If ever we needed more proof that the Rules of Golf were in an urgent need of an overhaul, it was offered up by the bucket load at yesterday’s ANA Inspiration, writes Women & Golf's Becky Gee.
The 18th green, which should have been a stage where Lexi Thompson could rejoice in one of the greatest displays of ball striking ever seen at a ladies major championship in recent years, instead provided the backdrop for golf’s latest embarrassing rules farce.
As Thompson walked over Poppie’s Pond in tears yesterday, the fundamental flaws in the game’s rulebook had never been so plainly visible.
The American had been handed a four-stroke penalty on the 13th tee after a TV viewer had spotted the 22-year-old had incorrectly marked her ball during Saturday’s play.
The incident comes less than a year after Anna Nordqvist was robbed of her chance to win the US Women's Open after video footage showed she had grazed a few grains of sand in a bunker during a playoff with Brittany Lang.
It was hard to know what was more gut-wrenching about the penalty. The sheer unnecessity of the viewer’s decision to email and point out a tiny discretion that had happened a day previous, or the fact that the infringement, in which Thompson was seen placing her ball less than an inch to the right of the place where it had originally lay, would never have had any impact on the outcome of the tournament.
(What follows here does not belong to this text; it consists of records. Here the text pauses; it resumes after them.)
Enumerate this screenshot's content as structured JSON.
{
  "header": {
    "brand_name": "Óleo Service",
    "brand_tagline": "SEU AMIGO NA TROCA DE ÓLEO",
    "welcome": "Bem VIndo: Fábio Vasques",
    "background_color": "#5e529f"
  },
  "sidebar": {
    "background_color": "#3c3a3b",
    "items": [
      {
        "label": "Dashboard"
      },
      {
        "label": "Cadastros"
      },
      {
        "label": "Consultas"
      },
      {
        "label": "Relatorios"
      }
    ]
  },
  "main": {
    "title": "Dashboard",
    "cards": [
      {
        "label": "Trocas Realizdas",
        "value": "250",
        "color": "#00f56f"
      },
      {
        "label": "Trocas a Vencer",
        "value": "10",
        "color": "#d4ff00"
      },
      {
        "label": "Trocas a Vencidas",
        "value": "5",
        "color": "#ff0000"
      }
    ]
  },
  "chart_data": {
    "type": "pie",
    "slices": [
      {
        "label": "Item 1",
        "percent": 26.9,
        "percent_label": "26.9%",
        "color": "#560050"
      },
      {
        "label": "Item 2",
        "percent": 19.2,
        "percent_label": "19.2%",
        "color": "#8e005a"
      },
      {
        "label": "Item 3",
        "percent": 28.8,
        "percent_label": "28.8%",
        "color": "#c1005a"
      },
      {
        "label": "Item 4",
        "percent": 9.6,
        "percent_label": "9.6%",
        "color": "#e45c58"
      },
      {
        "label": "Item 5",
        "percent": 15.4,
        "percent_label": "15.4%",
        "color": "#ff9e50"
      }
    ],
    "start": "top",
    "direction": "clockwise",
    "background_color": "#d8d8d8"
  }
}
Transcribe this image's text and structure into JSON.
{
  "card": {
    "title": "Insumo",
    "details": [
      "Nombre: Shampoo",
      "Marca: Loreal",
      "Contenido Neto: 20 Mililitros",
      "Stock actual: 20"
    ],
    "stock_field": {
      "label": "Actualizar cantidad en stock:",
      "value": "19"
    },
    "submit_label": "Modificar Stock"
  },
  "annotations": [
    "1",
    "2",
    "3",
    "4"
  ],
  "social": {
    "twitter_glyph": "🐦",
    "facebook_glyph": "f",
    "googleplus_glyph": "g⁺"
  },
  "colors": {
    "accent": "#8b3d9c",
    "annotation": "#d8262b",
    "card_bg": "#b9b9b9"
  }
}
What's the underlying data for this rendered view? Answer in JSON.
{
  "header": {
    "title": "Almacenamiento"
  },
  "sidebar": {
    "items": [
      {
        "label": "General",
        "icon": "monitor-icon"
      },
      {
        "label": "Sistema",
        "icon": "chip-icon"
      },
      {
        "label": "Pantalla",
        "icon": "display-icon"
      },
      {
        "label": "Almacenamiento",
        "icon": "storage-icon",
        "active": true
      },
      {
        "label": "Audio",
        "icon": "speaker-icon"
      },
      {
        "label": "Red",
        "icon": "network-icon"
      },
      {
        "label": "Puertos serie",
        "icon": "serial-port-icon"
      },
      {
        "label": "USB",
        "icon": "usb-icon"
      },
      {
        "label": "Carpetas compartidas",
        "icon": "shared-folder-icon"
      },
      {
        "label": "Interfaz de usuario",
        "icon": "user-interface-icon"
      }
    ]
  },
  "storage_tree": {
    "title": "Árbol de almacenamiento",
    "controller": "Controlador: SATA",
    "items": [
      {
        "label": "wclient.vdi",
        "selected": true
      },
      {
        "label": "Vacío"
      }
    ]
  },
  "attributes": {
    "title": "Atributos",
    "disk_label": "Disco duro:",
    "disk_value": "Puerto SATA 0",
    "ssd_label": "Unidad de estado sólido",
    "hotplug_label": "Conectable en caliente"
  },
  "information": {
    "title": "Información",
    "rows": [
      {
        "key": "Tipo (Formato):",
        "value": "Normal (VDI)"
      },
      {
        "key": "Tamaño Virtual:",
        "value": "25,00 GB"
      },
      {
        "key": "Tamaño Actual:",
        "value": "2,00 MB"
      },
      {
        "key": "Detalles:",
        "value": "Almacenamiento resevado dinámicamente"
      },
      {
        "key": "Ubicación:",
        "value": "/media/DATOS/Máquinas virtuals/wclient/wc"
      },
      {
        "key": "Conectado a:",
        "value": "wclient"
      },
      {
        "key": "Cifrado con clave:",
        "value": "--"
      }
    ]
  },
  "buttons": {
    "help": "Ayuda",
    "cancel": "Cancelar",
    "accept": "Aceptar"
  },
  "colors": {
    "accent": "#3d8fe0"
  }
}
Indeed, when she replaced the ball to play the two-foot putt, it was, if anything, further away from the hole.
“This is wrong,” said Kerr, the 18-time LPGA winner told the Golf Channel.
“Where’s the common sense? Where’s the discretion? Where's the honour? This kind of stuff has to end. It makes us look bad. It makes the game of golf look bad.”
The ill-timed penalty not only ruined an incredible performance by the young American star, but also went some way to robbing So Yeon Ryu, one of the most popular players on Tour, of the right to celebrate her own victory.
The world number three's leap into the famed Poppie’s Pond will forever be tinged by the fact that this was, and should have, been the right reserved for the best golfer in the field that week, Lexi Thompson.
Despite being somewhat of a veteran on Tour, it’s easy to forget that Lexi is still essentially a youngster, and huge credit must be given for the way she handled herself throughout the whole incident.
Where’s the common sense? Where’s the discretion? Where's the honour? This kind of stuff has to end - LPGA Tour pro Cristie Kerr
She could be seen weeping on the 13th tee but bounced straight back with a birdie, followed by two more over the course of the last five holes, and where many of us would have been left bitter by the ordeal, Lexi handled the situation with incredible dignity, even lingering after the round to sign autographs.
When Thompson played a brilliant 5-iron to 18 feet to set up an eagle chance on the final hole, you couldn’t help but feel that the American was about to make one of the most deserved triumphs over adversary in modern golfing history. But it wasn’t to be.
Nonetheless, So Yeon Ryu's playoff victory, while enabling one of the most deserving players on Tour to pick up her second major title, only cemented the fact that golf’s rules changes, which will come into effect in 2019, cannot come soon enough.